(378v) A General Predictive Model for Comparative Study of Vacuum Membrane Distillation and Sweeping Gas Membrane Distillation

Membrane distillation is an emerging thermal membrane technology for the separation of salts and other non-volatile compounds from water streams. The process offers a unique solution for the treatment of concentrated solutions with high total dissolved solids, which are not viable for reverse osmosis. One of the major challenges associated with MD is the low energy efficiency, which is mainly due to the loss of the latent heat of evaporation. Therefore, multiple strategies are proposed to integrate MD with other conventional technologies for proper heat integration.
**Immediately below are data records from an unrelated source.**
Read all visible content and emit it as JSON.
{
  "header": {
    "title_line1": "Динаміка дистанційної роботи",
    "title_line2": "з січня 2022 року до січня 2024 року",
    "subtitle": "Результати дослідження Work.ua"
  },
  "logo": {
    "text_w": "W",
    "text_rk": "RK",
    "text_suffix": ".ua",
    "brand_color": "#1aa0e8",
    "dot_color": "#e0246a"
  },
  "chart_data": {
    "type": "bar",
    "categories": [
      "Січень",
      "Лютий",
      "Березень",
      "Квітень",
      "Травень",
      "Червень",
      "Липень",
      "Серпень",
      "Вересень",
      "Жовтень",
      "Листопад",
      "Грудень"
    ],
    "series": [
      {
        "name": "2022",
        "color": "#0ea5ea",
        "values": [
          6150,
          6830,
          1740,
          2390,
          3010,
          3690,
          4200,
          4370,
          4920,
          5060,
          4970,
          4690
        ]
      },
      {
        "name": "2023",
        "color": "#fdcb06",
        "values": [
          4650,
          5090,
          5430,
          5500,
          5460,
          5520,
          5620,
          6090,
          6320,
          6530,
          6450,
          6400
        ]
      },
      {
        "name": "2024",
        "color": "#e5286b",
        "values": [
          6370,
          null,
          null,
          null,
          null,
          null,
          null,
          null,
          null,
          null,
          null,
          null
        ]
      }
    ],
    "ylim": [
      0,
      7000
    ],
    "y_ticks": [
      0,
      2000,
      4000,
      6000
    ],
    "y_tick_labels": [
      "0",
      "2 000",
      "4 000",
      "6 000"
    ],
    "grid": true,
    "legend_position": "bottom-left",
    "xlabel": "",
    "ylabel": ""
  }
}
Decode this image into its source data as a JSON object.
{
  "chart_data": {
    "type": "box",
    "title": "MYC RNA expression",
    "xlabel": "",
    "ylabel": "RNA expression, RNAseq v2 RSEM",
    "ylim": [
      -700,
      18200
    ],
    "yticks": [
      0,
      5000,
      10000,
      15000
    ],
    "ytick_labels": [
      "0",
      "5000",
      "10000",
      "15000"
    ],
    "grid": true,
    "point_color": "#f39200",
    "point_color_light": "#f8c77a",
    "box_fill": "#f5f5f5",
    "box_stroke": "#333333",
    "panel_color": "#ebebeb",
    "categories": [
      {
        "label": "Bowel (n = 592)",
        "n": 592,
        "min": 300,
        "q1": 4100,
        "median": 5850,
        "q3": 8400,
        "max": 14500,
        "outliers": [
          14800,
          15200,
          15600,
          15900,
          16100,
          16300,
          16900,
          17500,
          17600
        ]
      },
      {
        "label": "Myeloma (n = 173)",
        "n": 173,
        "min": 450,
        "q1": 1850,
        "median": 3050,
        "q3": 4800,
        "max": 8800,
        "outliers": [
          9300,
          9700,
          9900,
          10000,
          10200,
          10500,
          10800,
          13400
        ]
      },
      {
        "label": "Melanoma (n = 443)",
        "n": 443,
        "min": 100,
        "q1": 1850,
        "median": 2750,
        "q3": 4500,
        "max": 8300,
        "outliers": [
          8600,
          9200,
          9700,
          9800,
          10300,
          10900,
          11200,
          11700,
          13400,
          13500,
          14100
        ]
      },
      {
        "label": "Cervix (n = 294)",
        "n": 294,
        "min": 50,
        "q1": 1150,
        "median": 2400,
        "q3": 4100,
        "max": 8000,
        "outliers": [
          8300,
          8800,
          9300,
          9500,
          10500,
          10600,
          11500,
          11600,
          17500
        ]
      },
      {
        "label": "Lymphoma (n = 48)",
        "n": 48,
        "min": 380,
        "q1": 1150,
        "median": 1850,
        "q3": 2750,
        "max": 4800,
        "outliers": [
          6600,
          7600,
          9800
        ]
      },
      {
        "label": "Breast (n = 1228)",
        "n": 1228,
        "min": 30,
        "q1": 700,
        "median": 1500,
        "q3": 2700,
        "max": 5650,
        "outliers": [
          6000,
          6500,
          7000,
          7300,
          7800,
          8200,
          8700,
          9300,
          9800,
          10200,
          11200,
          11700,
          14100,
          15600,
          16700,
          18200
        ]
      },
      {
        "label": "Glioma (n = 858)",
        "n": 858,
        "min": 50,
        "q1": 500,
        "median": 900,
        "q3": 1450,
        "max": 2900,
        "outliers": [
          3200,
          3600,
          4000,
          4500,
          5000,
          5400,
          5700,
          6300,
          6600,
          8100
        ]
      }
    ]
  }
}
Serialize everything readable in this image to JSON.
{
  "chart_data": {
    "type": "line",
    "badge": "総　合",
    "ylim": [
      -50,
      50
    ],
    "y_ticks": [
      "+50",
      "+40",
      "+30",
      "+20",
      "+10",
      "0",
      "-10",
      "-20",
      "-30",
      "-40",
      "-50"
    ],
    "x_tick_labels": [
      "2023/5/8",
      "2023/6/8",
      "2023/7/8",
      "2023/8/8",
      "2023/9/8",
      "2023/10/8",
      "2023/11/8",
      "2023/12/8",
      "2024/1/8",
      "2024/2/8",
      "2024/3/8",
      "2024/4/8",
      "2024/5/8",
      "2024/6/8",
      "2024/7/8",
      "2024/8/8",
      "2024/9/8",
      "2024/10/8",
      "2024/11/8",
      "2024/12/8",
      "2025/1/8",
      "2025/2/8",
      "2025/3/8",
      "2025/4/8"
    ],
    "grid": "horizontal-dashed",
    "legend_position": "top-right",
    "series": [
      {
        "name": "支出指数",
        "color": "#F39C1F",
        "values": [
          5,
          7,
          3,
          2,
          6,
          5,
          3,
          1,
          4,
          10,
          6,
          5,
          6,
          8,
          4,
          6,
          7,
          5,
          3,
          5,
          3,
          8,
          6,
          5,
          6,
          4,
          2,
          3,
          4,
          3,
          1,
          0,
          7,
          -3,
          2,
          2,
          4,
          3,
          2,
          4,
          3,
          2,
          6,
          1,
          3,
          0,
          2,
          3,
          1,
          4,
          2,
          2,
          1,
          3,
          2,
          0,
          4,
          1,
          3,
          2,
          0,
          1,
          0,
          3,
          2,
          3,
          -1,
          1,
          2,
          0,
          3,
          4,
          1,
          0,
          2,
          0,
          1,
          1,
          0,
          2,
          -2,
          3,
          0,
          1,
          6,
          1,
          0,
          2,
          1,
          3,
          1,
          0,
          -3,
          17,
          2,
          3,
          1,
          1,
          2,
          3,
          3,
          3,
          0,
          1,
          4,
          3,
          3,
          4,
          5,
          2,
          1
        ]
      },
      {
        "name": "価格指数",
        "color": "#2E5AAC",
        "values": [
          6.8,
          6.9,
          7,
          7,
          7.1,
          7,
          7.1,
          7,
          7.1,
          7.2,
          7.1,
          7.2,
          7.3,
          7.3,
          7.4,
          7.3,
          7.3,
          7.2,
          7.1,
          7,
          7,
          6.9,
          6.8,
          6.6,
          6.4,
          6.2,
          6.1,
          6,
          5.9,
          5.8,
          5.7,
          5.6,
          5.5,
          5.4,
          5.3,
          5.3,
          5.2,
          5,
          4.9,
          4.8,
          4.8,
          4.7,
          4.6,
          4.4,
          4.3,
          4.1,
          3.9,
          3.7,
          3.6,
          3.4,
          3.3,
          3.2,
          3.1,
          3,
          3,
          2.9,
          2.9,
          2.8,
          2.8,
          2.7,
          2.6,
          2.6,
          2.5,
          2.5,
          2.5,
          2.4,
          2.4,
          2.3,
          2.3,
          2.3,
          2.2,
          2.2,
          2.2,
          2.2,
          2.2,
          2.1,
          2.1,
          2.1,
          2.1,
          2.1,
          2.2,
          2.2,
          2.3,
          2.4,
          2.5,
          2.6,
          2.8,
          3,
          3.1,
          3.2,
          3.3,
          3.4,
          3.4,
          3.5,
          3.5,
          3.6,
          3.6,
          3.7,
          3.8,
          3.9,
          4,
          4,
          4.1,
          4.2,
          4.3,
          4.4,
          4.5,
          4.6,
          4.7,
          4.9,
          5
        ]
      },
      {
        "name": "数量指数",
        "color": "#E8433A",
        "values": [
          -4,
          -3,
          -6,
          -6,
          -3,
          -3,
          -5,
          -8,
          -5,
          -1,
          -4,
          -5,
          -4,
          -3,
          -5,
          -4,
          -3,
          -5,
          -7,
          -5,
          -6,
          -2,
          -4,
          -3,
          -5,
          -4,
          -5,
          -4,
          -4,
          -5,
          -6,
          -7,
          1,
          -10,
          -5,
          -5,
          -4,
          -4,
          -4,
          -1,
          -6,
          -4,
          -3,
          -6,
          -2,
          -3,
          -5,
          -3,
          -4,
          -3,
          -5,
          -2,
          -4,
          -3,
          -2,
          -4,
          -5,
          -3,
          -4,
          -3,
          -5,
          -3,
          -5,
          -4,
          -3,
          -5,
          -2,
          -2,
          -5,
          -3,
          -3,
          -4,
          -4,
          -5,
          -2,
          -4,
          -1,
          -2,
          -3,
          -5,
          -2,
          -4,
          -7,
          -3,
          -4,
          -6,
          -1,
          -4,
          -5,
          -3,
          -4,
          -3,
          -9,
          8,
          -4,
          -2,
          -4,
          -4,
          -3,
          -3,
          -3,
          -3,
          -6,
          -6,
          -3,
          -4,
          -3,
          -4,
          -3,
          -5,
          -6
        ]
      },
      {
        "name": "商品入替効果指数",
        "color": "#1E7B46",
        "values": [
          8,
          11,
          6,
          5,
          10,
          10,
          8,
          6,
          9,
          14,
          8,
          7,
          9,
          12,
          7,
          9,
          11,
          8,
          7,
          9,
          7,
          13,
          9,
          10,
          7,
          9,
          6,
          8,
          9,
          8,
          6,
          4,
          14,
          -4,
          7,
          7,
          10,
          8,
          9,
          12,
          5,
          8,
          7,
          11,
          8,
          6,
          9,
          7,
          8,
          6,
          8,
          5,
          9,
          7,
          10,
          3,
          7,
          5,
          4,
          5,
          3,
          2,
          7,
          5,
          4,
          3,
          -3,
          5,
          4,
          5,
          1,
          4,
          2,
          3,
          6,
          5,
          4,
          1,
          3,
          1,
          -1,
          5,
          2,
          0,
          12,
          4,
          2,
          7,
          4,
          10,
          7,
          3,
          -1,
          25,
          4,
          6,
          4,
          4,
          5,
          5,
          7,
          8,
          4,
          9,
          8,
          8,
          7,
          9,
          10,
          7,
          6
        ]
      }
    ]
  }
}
We are designing a modular, integrated mechanical vapour compression-membrane distillation (MVC-MD) to improve the energy efficiency of the MD.

Two different MD configurations could be utilized for designing MVC-MD: vacuum membrane distillation (VMD) and sweeping gas membrane distillation (SGMD). Unfortunately, these two MD configurations have been remained as the least studied MD configurations. In this talk, we will present the basis for designing the first MVC-MD unit based on VMD and SGMD configuration. These two MD configurations represent the two extremes that MVC could be operational. We will discuss the optimized conditions of a sweeping gas-assisted vacuum membrane distillation unit that could be integrated with MVC to achieve respectable energy efficiencies. Our experimental work will be integrated with our process-level Aspen Custom Modeler simulations to further optimize the integrated MVC-MD unit, which will guide the future efforts to further optimizing MVC-MD process.